Luis Antonio Gokim Tagle
Le cardinal Luis Antonio Gokim Tagle, 67 ans, originaire des Philippines, est souvent considéré comme un prétendant sérieux au trône pontifical. Étiqueté « Francis asiatique », il partage la vision progressiste de François pour faire avancer l’Église dans les pays en développement tout en restant proche des pauvres et sensible aux crises sociales telles que le changement climatique. Cependant, ses performances face aux abus sexuels au sein de l’Église au cours de son mandat ont été remises en question par certains activistes.
Fridolin Ambongo
Le cardinal Fridolin Ambongo, 65 ans, archevêque de Kinshasa en République démocratique du Congo depuis 2019, fait partie des candidats possibles si l’Église choisit d’aller vers une représentation africaine tout en s’engageant dans une structure hiérarchique conservatrice. Bien qu’il ait été proche de François et membre d’un groupe consultatif clé, il a conduit une opposition aux décisions récentes concernant les bénédictions pour couples homosexuels.
Anders Arborelius
Aux côtés d’Ambongo se trouve Cardinal Anders Arborelius, 75 ans, premier cardinal suédois qui milite fermement pour les droits des migrants tout en cherchant à renforcer le rôle des femmes dans l’Église dans un environnement polarisé.
Jean-Marc Aveline
Côté français, cardinal Jean-Marc Aveline, 66 ans spécialisé dans le dialogue interreligieux à Marseille a également ses chances malgré quelques obstacles historiques contre eux lors des conclaves passés.
Charles Maung Bo
Le cardinal Charles Maung Bo, 65 ans, personnage engagé dans la lutte contre les issues frauduleuses envers son pays natal Birmanie, pourrait être considéré avec intérêt grâce à sa capacité diplomatique unique mais n’est pas sans crainte liée aux tensions locales autour de problèmes humanitaires importants tels que ceux rencontrés par les musulmanes rohingyas persécutées là-bas.
Mise en perspective
Avec tant d’options variées présentées devant eux, les cardinaux auront fort à faire lors du conclave, surtout dans un contexte contrastant entre une approche libérale et une approche traditionnelle.

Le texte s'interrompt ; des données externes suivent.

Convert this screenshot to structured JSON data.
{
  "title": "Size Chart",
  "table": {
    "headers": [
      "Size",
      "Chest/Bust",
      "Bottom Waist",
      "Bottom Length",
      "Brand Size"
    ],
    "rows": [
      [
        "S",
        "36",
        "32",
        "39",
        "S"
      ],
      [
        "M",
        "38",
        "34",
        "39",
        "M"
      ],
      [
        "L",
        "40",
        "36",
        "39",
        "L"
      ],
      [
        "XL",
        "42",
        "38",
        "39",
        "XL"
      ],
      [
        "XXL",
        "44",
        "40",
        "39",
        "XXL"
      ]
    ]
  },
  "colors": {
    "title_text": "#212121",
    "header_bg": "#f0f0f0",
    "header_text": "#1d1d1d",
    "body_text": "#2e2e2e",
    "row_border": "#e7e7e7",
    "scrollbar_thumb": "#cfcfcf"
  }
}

L’issue du conclave met fortement en perspective la pression non seulement sur la tradition religieuse, mais aussi sur les leaders qui devront prendre en compte la nécessité de réformer la vision fondamentale de l’Église à un moment où l’environnement social et économique est plus polarisé et complexe que jamais. Cette pression exige une capacité à réconcilier les différentes communautés et à gérer les tensions persistantes dans un contexte mondial de discrimination et de conflits.